There are reports that fresh produce, likely lettuce, is now suspected to be the source of an E. coli outbreak that has sickened at least 15 people (as many as 20) in northeastern Canada. There are currently 10 (5 of those pending genetic testing) confirmed cases of E. coli 0157:H7 in Nova Scotia, 6 in New Brunswick and 4 in Ontario. Given the time of the year of this outbreak (mid-December) and its short duration, leafy greens are a certainty, and it being a U.S. import highly likely, and from California most likely.
Here is a bite of the historical data linking California leafy greens to E. coli outbreaks in Canada:
In 2006, at least one Canadian resident became ill with an E. coli infection during an outbreak linked to spinach grown in California.

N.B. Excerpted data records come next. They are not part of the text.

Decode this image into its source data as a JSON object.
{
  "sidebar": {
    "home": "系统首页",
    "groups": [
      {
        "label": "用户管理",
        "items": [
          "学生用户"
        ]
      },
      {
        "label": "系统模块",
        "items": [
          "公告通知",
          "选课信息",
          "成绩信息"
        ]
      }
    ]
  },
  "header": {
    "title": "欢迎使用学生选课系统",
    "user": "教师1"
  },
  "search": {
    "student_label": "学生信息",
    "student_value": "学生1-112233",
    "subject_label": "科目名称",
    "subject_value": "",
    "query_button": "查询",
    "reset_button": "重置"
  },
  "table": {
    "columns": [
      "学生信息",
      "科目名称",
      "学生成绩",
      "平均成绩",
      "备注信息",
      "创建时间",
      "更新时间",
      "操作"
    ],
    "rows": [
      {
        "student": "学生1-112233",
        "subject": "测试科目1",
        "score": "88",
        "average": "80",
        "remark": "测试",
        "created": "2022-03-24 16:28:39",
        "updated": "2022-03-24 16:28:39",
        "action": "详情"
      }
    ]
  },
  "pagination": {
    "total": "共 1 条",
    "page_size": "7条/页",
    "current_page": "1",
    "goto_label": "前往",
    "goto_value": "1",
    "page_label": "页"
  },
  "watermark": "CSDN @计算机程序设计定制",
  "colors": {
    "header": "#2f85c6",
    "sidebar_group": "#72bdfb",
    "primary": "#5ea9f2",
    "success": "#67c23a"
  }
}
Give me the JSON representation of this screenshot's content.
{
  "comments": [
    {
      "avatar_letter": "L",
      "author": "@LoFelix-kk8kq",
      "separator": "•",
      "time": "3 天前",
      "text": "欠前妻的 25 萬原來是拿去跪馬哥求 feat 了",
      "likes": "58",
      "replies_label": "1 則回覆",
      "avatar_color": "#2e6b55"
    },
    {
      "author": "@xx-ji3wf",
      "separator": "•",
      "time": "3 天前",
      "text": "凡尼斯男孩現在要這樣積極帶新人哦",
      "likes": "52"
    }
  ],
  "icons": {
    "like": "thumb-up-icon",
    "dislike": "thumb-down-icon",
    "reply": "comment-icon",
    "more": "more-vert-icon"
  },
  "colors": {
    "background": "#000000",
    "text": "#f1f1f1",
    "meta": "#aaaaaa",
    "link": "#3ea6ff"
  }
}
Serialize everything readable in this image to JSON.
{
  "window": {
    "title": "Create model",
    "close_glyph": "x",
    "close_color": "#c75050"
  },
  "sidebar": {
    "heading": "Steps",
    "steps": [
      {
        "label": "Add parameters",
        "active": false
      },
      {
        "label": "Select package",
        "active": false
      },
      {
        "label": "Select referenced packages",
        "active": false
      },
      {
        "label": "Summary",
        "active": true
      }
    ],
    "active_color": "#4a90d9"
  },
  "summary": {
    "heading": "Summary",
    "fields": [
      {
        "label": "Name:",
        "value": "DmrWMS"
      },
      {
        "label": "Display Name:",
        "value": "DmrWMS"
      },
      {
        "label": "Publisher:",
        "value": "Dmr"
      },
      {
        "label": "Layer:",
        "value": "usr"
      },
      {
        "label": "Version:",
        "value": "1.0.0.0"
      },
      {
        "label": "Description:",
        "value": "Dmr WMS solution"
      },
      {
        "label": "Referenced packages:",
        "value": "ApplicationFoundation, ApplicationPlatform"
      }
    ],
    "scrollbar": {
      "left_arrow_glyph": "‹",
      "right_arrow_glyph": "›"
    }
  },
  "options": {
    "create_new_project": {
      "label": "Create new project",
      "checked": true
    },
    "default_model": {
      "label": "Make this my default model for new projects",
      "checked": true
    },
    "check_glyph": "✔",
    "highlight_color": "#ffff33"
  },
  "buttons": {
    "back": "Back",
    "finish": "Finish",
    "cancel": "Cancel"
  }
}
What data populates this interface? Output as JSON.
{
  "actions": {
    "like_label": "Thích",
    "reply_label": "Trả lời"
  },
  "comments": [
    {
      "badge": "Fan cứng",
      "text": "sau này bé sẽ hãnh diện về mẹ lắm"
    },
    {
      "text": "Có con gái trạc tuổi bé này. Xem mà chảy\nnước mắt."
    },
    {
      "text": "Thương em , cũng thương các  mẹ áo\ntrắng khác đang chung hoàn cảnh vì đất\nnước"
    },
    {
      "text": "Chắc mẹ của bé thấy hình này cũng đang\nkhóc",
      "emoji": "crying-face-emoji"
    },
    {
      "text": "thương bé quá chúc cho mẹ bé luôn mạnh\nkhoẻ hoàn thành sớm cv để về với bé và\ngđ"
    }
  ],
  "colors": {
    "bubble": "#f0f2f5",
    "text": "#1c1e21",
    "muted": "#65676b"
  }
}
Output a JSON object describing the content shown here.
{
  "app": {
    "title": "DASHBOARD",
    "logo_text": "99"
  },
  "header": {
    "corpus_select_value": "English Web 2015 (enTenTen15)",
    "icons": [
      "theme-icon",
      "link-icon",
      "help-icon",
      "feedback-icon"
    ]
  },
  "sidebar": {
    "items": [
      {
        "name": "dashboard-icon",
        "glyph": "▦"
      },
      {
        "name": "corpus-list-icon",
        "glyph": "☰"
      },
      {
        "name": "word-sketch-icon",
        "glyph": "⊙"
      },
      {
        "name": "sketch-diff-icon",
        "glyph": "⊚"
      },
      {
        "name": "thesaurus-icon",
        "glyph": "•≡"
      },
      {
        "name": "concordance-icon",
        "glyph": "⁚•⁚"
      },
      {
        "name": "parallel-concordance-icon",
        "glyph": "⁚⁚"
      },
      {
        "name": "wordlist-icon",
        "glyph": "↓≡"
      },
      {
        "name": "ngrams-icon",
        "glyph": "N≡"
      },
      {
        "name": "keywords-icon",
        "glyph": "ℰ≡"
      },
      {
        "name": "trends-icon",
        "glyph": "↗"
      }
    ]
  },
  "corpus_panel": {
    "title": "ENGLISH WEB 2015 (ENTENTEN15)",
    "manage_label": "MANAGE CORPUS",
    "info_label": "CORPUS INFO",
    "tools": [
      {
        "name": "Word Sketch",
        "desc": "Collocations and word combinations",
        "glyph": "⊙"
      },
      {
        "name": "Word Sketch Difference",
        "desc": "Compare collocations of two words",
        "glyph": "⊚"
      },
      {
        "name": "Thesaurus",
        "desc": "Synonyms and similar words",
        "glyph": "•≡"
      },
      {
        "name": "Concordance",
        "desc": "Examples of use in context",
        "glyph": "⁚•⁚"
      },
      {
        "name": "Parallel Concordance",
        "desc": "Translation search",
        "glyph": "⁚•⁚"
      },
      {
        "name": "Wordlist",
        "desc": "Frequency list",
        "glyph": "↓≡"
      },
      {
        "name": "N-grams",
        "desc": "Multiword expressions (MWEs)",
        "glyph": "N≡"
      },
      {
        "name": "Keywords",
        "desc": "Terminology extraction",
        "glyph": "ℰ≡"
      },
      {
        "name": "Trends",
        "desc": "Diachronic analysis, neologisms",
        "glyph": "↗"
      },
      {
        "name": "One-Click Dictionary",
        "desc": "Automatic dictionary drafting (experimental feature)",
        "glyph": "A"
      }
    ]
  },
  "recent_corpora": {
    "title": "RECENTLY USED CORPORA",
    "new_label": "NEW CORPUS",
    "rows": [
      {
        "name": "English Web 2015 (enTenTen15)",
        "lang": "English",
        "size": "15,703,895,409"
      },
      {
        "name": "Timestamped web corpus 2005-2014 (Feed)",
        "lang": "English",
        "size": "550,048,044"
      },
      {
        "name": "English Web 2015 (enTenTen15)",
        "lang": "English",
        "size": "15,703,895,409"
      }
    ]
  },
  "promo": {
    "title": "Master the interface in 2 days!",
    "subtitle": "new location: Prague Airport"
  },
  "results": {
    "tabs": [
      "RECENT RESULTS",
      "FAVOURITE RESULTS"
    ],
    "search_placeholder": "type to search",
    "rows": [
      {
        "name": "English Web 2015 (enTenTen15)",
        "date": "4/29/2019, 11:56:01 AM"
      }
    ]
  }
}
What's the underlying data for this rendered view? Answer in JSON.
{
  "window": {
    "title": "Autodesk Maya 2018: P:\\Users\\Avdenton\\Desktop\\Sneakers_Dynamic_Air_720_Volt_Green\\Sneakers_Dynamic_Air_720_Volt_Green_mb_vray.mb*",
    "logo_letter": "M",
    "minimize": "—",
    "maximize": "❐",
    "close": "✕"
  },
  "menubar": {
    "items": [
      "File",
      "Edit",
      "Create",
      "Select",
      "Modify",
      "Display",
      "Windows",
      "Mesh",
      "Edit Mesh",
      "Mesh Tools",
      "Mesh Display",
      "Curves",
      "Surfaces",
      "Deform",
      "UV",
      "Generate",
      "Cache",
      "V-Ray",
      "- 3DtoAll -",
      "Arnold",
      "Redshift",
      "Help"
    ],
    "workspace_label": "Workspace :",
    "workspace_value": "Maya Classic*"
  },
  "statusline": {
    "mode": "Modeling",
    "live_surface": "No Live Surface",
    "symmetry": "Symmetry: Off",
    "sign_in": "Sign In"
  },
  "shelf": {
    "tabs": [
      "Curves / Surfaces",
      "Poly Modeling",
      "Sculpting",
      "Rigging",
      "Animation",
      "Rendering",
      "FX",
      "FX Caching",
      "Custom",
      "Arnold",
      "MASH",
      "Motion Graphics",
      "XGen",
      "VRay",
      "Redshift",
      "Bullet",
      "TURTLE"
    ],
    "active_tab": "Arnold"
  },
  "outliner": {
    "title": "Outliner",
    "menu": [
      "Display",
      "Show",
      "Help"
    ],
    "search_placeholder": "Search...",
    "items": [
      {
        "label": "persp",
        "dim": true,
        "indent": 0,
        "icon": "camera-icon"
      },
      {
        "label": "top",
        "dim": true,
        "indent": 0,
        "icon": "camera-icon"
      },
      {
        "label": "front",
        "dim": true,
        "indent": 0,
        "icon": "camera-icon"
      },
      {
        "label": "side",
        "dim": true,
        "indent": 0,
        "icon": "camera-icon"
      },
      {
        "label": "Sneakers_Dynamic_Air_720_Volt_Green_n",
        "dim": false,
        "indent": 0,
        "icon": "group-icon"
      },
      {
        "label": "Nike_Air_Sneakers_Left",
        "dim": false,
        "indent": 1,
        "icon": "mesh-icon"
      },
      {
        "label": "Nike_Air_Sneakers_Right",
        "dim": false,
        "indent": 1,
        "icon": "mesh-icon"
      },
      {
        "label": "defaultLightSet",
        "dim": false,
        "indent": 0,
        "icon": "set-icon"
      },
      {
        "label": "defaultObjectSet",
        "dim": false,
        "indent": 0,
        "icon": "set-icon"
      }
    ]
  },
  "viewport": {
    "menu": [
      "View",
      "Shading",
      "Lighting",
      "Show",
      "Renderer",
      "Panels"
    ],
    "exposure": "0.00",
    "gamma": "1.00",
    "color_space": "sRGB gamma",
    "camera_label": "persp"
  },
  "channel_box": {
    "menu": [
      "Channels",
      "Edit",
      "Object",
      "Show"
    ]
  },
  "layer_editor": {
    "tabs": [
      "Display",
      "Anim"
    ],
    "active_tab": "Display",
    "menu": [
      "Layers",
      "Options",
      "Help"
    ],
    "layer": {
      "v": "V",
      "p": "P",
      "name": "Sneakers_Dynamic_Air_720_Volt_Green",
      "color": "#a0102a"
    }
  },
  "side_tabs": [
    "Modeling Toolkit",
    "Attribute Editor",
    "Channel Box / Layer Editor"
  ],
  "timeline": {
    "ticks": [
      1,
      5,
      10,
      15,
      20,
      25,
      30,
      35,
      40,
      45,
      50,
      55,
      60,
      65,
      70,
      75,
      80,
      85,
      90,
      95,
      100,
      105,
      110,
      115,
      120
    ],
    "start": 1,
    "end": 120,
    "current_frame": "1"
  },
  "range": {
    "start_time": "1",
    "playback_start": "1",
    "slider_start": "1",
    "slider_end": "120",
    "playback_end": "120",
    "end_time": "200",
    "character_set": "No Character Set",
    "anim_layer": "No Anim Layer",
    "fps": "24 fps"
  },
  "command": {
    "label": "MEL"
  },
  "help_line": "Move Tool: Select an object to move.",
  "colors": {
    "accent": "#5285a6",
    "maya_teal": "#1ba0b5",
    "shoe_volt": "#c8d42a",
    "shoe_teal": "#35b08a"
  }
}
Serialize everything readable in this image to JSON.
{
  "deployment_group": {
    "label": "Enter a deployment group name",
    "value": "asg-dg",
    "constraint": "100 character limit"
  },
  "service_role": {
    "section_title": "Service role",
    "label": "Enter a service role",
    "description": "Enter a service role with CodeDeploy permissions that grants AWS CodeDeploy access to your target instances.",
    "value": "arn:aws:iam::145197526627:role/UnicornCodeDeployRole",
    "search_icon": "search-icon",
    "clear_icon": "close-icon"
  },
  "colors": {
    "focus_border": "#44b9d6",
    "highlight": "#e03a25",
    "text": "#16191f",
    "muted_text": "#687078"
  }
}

In 2008, 55 residents of Ontario, Canada suffered E. coli infections after eating Romaine lettuce served at local restaurants, and at least 3 Canadians became ill with E. coli infections after eating iceberg lettuce. In both outbreaks, the lettuce was traced back to California growers.
In 2009, at least 4 Ontario residents fell ill with E. coli infections after eating contaminated lettuce at Wendy’s restaurants. Also that year, 12 Canadians became ill during a Salmonella outbreak traced to California lettuce.
In 2012, at least 18 Canadians suffered E. coli infections after eating California-grown Romaine lettuce in April and more were part of an E. coli outbreak traced to a similar product in August.
Food Safety News reports today that at least five people fell ill with E. coli O157:H7 after eating at a Longhorn Steakhouse in Green Township, Ohio, in December. Patients reported initial symptoms between December 10 and 15. Ages of those ill range from 12 to 83 years old.
I wonder if there is a Ohio Canada connection?